My IMC paper on the effect of the Copyright Amendment Act was accepted! However, it looks like I have a fair bit of work to do on it, mainly softening the conclusions. The reviewers felt the results suggested, but did not prove, that the CAA was the cause of the observed behaviour, which I feel is a fair response.

It was a case of one step forwards, two steps back with the event detection this week. I had added a new dataset to my testing, only to run into an old problem where a sharp change in the time series would cause the ARIMA modelling to perform undesirably. A large residual would enter the prediction calculations, which would cause the next prediction to be way off, which would cause a new large residual to enter the calculations, etc. etc.

Instead, I adjusted the ARIMA modelling to only use a small proportion of large residuals when updating the model. The proportion was calculated using a logarithmic algorithm, so that very large residuals would use a much smaller proportion. This resulted in a much better model that responded to change in the time series in a slower and smoother manner.

Previously, the response was very rapid and we detected events by looking for a single large residual (because the model would adapt so quickly, we usually only got one shot and seeing the change). Now, we tend to get several large (but much smaller than before) residuals as the predictive model slowly caught up with the change in traffic level produced by the event. Unfortunately, this meant that all of my event detection rules I had developed over the past month were useless, but I've been able to quickly adapt to the new approach and am getting results that aren't too different from what I was getting before I made this change.

One benefit of this change that I'm still investigating is that the smoother modelling may mean that we can drop the wavelet transform step. This was used to smooth the original data to remove random noise but had the downside of requiring over 20 measurements ahead to produce the smoothed value for a single point. In practical terms, this meant I couldn't report an event until 20 or more minutes after it had happened (assuming minutely measurements). If this works, I can report events much closer to the time that they happen.

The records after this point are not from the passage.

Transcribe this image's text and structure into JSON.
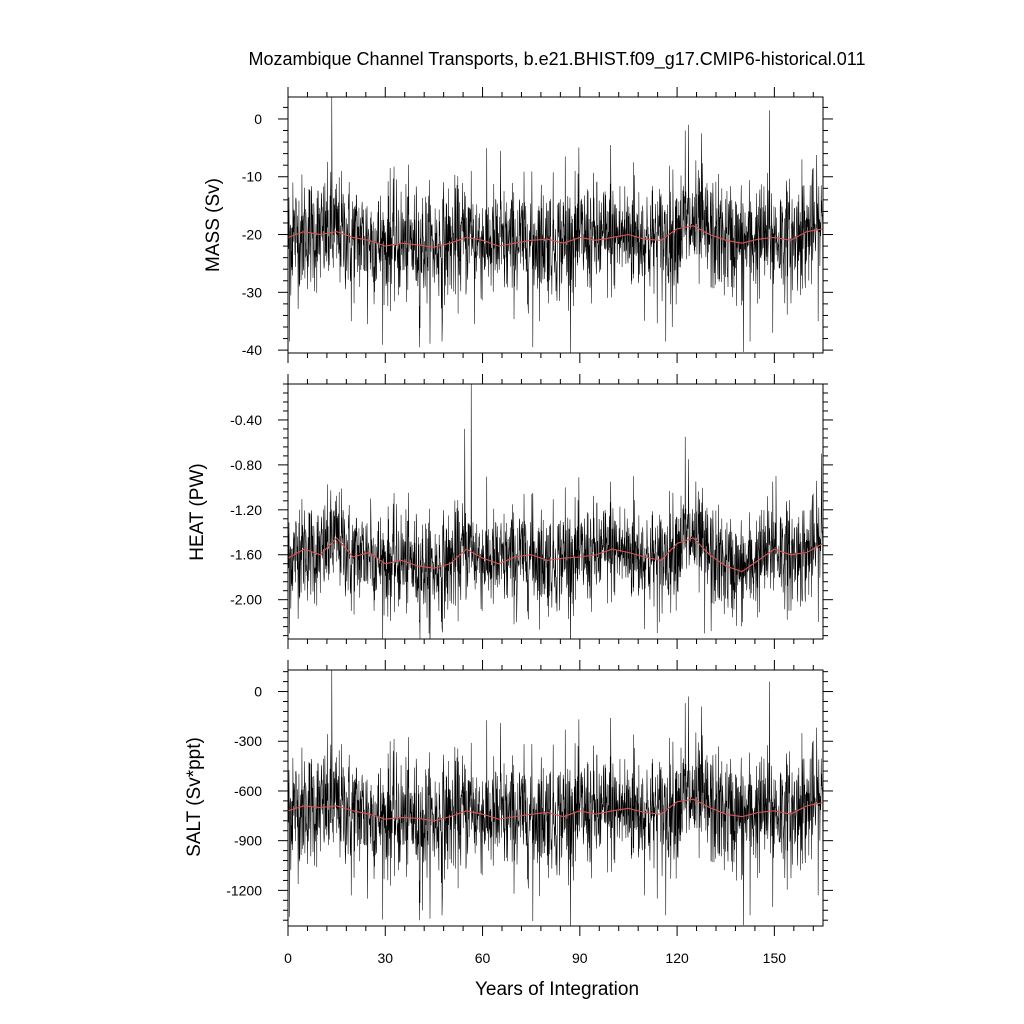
{
  "figure": {
    "title": "Mozambique Channel Transports, b.e21.BHIST.f09_g17.CMIP6-historical.011",
    "xlabel": "Years of Integration",
    "x_tick_labels": [
      "0",
      "30",
      "60",
      "90",
      "120",
      "150"
    ]
  },
  "colors": {
    "monthly_line": "#000000",
    "smoothed_line": "#d9534f",
    "axis": "#000000",
    "background": "#ffffff"
  },
  "chart_data": [
    {
      "type": "line",
      "panel": "mass",
      "ylabel": "MASS (Sv)",
      "xlim": [
        0,
        165
      ],
      "ylim": [
        -40.5,
        3.8
      ],
      "x_ticks": [
        0,
        30,
        60,
        90,
        120,
        150
      ],
      "y_ticks": [
        0,
        -10,
        -20,
        -30,
        -40
      ],
      "y_tick_labels": [
        "0",
        "-10",
        "-20",
        "-30",
        "-40"
      ],
      "grid": false,
      "series": [
        {
          "role": "monthly",
          "color": "#000000",
          "mean": -20.5,
          "stdev": 5.5,
          "x": [
            0.5,
            1.5,
            4.5,
            13.5,
            19.5,
            24.5,
            31.5,
            40.5,
            47.5,
            56.5,
            57.5,
            65.5,
            75.5,
            85.5,
            99.5,
            106.5,
            116.5,
            118.5,
            122.5,
            123.5,
            127.5,
            140.5,
            142.5,
            148.5,
            149.5,
            158.5,
            163.5
          ],
          "y": [
            -38.5,
            -11.0,
            -27.0,
            3.8,
            -35.0,
            -35.5,
            -8.5,
            -39.5,
            -38.5,
            -9.0,
            -35.5,
            -5.5,
            -39.5,
            -6.5,
            -4.5,
            -7.5,
            -38.5,
            -36.0,
            -2.0,
            -1.0,
            -2.5,
            -40.3,
            -38.5,
            1.5,
            -37.0,
            -7.0,
            -35.0
          ]
        },
        {
          "role": "smoothed",
          "color": "#d9534f",
          "x": [
            0,
            5,
            10,
            15,
            20,
            25,
            30,
            35,
            40,
            45,
            50,
            55,
            60,
            65,
            70,
            75,
            80,
            85,
            90,
            95,
            100,
            105,
            110,
            115,
            120,
            125,
            130,
            135,
            140,
            145,
            150,
            155,
            160,
            165
          ],
          "y": [
            -20.5,
            -19.5,
            -20.0,
            -19.5,
            -20.5,
            -21.0,
            -22.0,
            -21.5,
            -21.8,
            -22.2,
            -21.5,
            -20.5,
            -21.0,
            -22.0,
            -21.5,
            -21.0,
            -20.8,
            -21.5,
            -20.5,
            -21.0,
            -20.5,
            -20.0,
            -20.8,
            -21.0,
            -19.0,
            -18.5,
            -20.0,
            -21.0,
            -21.5,
            -20.8,
            -20.5,
            -21.0,
            -19.5,
            -19.0
          ]
        }
      ]
    },
    {
      "type": "line",
      "panel": "heat",
      "ylabel": "HEAT (PW)",
      "xlim": [
        0,
        165
      ],
      "ylim": [
        -2.35,
        -0.08
      ],
      "x_ticks": [
        0,
        30,
        60,
        90,
        120,
        150
      ],
      "y_ticks": [
        -0.4,
        -0.8,
        -1.2,
        -1.6,
        -2.0
      ],
      "y_tick_labels": [
        "-0.40",
        "-0.80",
        "-1.20",
        "-1.60",
        "-2.00"
      ],
      "grid": false,
      "series": [
        {
          "role": "monthly",
          "color": "#000000",
          "mean": -1.63,
          "stdev": 0.25,
          "x": [
            0.5,
            3.5,
            13.5,
            19.5,
            25.5,
            40.5,
            43.5,
            47.5,
            50.5,
            54.5,
            56.5,
            70.5,
            75.5,
            85.5,
            99.5,
            106.5,
            114.5,
            122.5,
            123.5,
            128.5,
            130.5,
            140.5,
            149.5,
            150.5,
            154.5,
            158.5,
            164.5
          ],
          "y": [
            -2.3,
            -1.2,
            -1.2,
            -2.1,
            -1.1,
            -2.2,
            -2.3,
            -2.25,
            -1.45,
            -0.48,
            -0.08,
            -2.2,
            -1.05,
            -1.0,
            -0.95,
            -0.9,
            -2.2,
            -0.55,
            -0.75,
            -2.3,
            -2.28,
            -1.5,
            -0.95,
            -0.9,
            -2.1,
            -2.0,
            -0.7
          ]
        },
        {
          "role": "smoothed",
          "color": "#d9534f",
          "x": [
            0,
            5,
            10,
            15,
            20,
            25,
            30,
            35,
            40,
            45,
            50,
            55,
            60,
            65,
            70,
            75,
            80,
            85,
            90,
            95,
            100,
            105,
            110,
            115,
            120,
            125,
            130,
            135,
            140,
            145,
            150,
            155,
            160,
            165
          ],
          "y": [
            -1.63,
            -1.55,
            -1.6,
            -1.45,
            -1.62,
            -1.58,
            -1.68,
            -1.65,
            -1.7,
            -1.72,
            -1.68,
            -1.55,
            -1.63,
            -1.68,
            -1.62,
            -1.6,
            -1.65,
            -1.63,
            -1.62,
            -1.6,
            -1.55,
            -1.58,
            -1.62,
            -1.65,
            -1.5,
            -1.45,
            -1.6,
            -1.7,
            -1.75,
            -1.65,
            -1.55,
            -1.6,
            -1.58,
            -1.5
          ]
        }
      ]
    },
    {
      "type": "line",
      "panel": "salt",
      "ylabel": "SALT (Sv*ppt)",
      "xlim": [
        0,
        165
      ],
      "ylim": [
        -1415,
        130
      ],
      "x_ticks": [
        0,
        30,
        60,
        90,
        120,
        150
      ],
      "y_ticks": [
        0,
        -300,
        -600,
        -900,
        -1200
      ],
      "y_tick_labels": [
        "0",
        "-300",
        "-600",
        "-900",
        "-1200"
      ],
      "grid": false,
      "series": [
        {
          "role": "monthly",
          "color": "#000000",
          "mean": -720,
          "stdev": 195,
          "x": [
            0.5,
            1.5,
            4.5,
            13.5,
            19.5,
            24.5,
            31.5,
            40.5,
            41.5,
            47.5,
            56.5,
            65.5,
            75.5,
            85.5,
            99.5,
            106.5,
            116.5,
            122.5,
            123.5,
            127.5,
            140.5,
            142.5,
            148.5,
            149.5,
            158.5,
            163.5
          ],
          "y": [
            -1360,
            -400,
            -950,
            130,
            -1230,
            -1250,
            -300,
            -1380,
            -1320,
            -1350,
            -310,
            -190,
            -1385,
            -230,
            -160,
            -260,
            -1350,
            -70,
            -30,
            -90,
            -1410,
            -1350,
            60,
            -1300,
            -250,
            -1230
          ]
        },
        {
          "role": "smoothed",
          "color": "#d9534f",
          "x": [
            0,
            5,
            10,
            15,
            20,
            25,
            30,
            35,
            40,
            45,
            50,
            55,
            60,
            65,
            70,
            75,
            80,
            85,
            90,
            95,
            100,
            105,
            110,
            115,
            120,
            125,
            130,
            135,
            140,
            145,
            150,
            155,
            160,
            165
          ],
          "y": [
            -720,
            -690,
            -700,
            -690,
            -720,
            -740,
            -770,
            -760,
            -765,
            -780,
            -755,
            -720,
            -740,
            -770,
            -755,
            -740,
            -730,
            -755,
            -720,
            -740,
            -720,
            -705,
            -730,
            -740,
            -665,
            -650,
            -700,
            -740,
            -755,
            -730,
            -720,
            -740,
            -690,
            -670
          ]
        }
      ]
    }
  ]
}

Added a couple more time series to my event detection testing data, adding a whole new set of misclassifications to try and resolve. On Friday I noticed a large number of false positives were cases where the sample standard deviation only just crossed the standard deviation threshold. However, this relationship was logarithmic rather than linear which is why I didn't notice it earlier.

Adding a new rule (pseudocode):

if (sd / log(sd_limit, 2)) < SD_LOG_LIMIT

has drastically reduced the number of false positives in my dataset. I've lost a few genuine events as well, so it is not perfect, and I need to determine what the correct value for SD_LOG_LIMIT really is.

My last test run produced 258 correctly identified events, 42 false negatives and 48 false positives (out of a total of 975,375 measurements).

Started teaching 301 - first lecture went fairly well with students being attentive and asking questions, which is good.